W tej samej depeszy zauważono, że rząd premiera Kazimierza Marcinkiewicza "w reakcji na presję ze strony mediów" w grudniu 2005 roku zapowiedział, iż zleci prokuraturze wszczęcie dochodzenia.

- Meller spodziewa się, że w czasie wizyty w Waszyngtonie polscy dziennikarze będą go pytać o tajne transfery więźniów do miejsc określanych jako "czarne dziury", w tym do Starych Kiejkut - napisano w depeszy z 2005 roku. - MSZ w związku z tym zwrócił się o to, byśmy [władze USA - red.] byli w ścisłym kontakcie dla skoordynowania publicznego stanowiska - dodano.
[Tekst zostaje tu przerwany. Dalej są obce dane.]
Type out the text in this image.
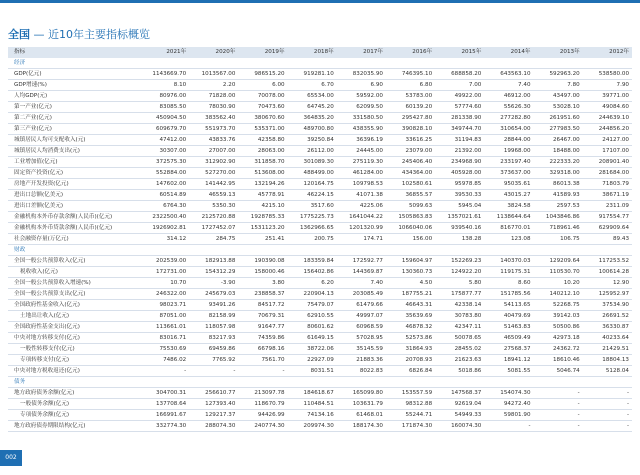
全国 — 近10年主要指标概览
指标	2021年	2020年	2019年	2018年	2017年	2016年	2015年	2014年	2013年	2012年
经济										
GDP(亿元)	1143669.70	1013567.00	986515.20	919281.10	832035.90	746395.10	688858.20	643563.10	592963.20	538580.00
GDP增速(%)	8.10	2.20	6.00	6.70	6.90	6.80	7.00	7.40	7.80	7.90
人均GDP(元)	80976.00	71828.00	70078.00	65534.00	59592.00	53783.00	49922.00	46912.00	43497.00	39771.00
第一产业(亿元)	83085.50	78030.90	70473.60	64745.20	62099.50	60139.20	57774.60	55626.30	53028.10	49084.60
第二产业(亿元)	450904.50	383562.40	380670.60	364835.20	331580.50	295427.80	281338.90	277282.80	261951.60	244639.10
第三产业(亿元)	609679.70	551973.70	535371.00	489700.80	438355.90	390828.10	349744.70	310654.00	277983.50	244856.20
城镇居民人均可支配收入(元)	47412.00	43833.76	42358.80	39250.84	36396.19	33616.25	31194.83	28844.00	26467.00	24127.00
城镇居民人均消费支出(元)	30307.00	27007.00	28063.00	26112.00	24445.00	23079.00	21392.00	19968.00	18488.00	17107.00
工业增加值(亿元)	372575.30	312902.90	311858.70	301089.30	275119.30	245406.40	234968.90	233197.40	222333.20	208901.40
固定资产投资(亿元)	552884.00	527270.00	513608.00	488499.00	461284.00	434364.00	405928.00	373637.00	329318.00	281684.00
房地产开发投资(亿元)	147602.00	141442.95	132194.26	120164.75	109798.53	102580.61	95978.85	95035.61	86013.38	71803.79
进出口总额(亿美元)	60514.89	46559.13	45778.91	46224.15	41071.38	36855.57	39530.33	43015.27	41589.93	38671.19
进出口差额(亿美元)	6764.30	5350.30	4215.10	3517.60	4225.06	5099.63	5945.04	3824.58	2597.53	2311.09
金融机构本外币存款余额(人民币)(亿元)	2322500.40	2125720.88	1928785.33	1775225.73	1641044.22	1505863.83	1357021.61	1138644.64	1043846.86	917554.77
金融机构本外币贷款余额(人民币)(亿元)	1926902.81	1727452.07	1531123.20	1362966.65	1201320.99	1066040.06	939540.16	816770.01	718961.46	629909.64
社会融资存量(万亿元)	314.12	284.75	251.41	200.75	174.71	156.00	138.28	123.08	106.75	89.43
财政										
全国一般公共预算收入(亿元)	202539.00	182913.88	190390.08	183359.84	172592.77	159604.97	152269.23	140370.03	129209.64	117253.52
税收收入(亿元)	172731.00	154312.29	158000.46	156402.86	144369.87	130360.73	124922.20	119175.31	110530.70	100614.28
全国一般公共预算收入增速(%)	10.70	-3.90	3.80	6.20	7.40	4.50	5.80	8.60	10.20	12.90
全国一般公共预算支出(亿元)	246322.00	245679.03	238858.37	220904.13	203085.49	187755.21	175877.77	151785.56	140212.10	125952.97
全国政府性基金收入(亿元)	98023.71	93491.26	84517.72	75479.07	61479.66	46643.31	42338.14	54113.65	52268.75	37534.90
土地出让收入(亿元)	87051.00	82158.99	70679.31	62910.55	49997.07	35639.69	30783.80	40479.69	39142.03	26691.52
全国政府性基金支出(亿元)	113661.01	118057.98	91647.77	80601.62	60968.59	46878.32	42347.11	51463.83	50500.86	36330.87
中央对地方转移支付(亿元)	83016.71	83217.93	74359.86	61649.15	57028.95	52573.86	50078.65	46509.49	42973.18	40233.64
一般性转移支付(亿元)	75530.69	69459.86	66798.16	38722.06	35145.59	31864.93	28455.02	27568.37	24362.72	21429.51
专项转移支付(亿元)	7486.02	7765.92	7561.70	22927.09	21883.36	20708.93	21623.63	18941.12	18610.46	18804.13
中央对地方税收返还(亿元)	-	-	-	8031.51	8022.83	6826.84	5018.86	5081.55	5046.74	5128.04
债务										
地方政府债务余额(亿元)	304700.31	256610.77	213097.78	184618.67	165099.80	153557.59	147568.37	154074.30	-	-
一般债务余额(亿元)	137708.64	127393.40	118670.79	110484.51	103631.79	98312.88	92619.04	94272.40	-	-
专项债务余额(亿元)	166991.67	129217.37	94426.99	74134.16	61468.01	55244.71	54949.33	59801.90	-	-
地方政府债券期限结构(亿元)	332774.30	288074.30	240774.30	209974.30	188174.30	171874.30	160074.30	-	-	-
002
Według Wikileaks jest to dowód na to, że Polska i USA wspólnymi siłami dążyły do ukrócenia niewygodnych pytań na ten temat.

Koordynacja przeciw mediom

W drugiej cytowanej depeszy dyplomatycznej USA, także z 2005 roku, omówione jest stanowisko podsekretarza stanu MSZ Ryszarda Schnepfa w sprawie udziału Polski w interwencji w Iraku i domniemanego tajnego więzienia CIA na Mazurach.

- Przedstawiciel polskiego rządu zauważył, że rząd RP potrzebuje wykazać się wymierną korzyścią z misji w Iraku po to, by opinia publiczna w Polsce nadal popierała obecność (wojskową) Polski. Schnepf zasugerował też, iż doniesienia mediów o domniemanym więzieniu CIA w Polsce mogą jeszcze bardziej temu poparciu zaszkodzić - pisze Wikileaks.

Lepiej niż na Litwie

Według portalu, sformułowania dyplomatycznej depeszy wyraźnie sugerują, że USA i Polska usiłowały wpłynąć na to, jak prasa relacjonuje całą sprawę. W jaki sposób miałoby się to dokonać, nie jest wyszczególnione. Jednak sprawa więzień CIA w Polsce miała nie być intensywnie konsultowana z Waszyngtonem. - Faktycznie jest niewiele depesz na ten temat w porównaniu z podobną sprawą na Litwie - zaznacza Wikileaks w komentarzu.

Wikileaks zauważa też, że przed kilkoma miesiącami odsunięto od sprawy prokuratora prowadzącego dochodzenie, gdy okazało się, że ma zamiar przedstawić zarzuty na podstawie przepisów dotyczących zbrodni przeciw ludzkości. Jak pisze, część jego akt dostała się do "Gazety Wyborczej", co skłoniło prokuraturę do wszczęcia nowego dochodzenia karnego, w którym przesłuchiwano dziennikarzy. Portal sugeruje, że oba te działania mogą być podyktowane chęcią wyciszenia sprawy.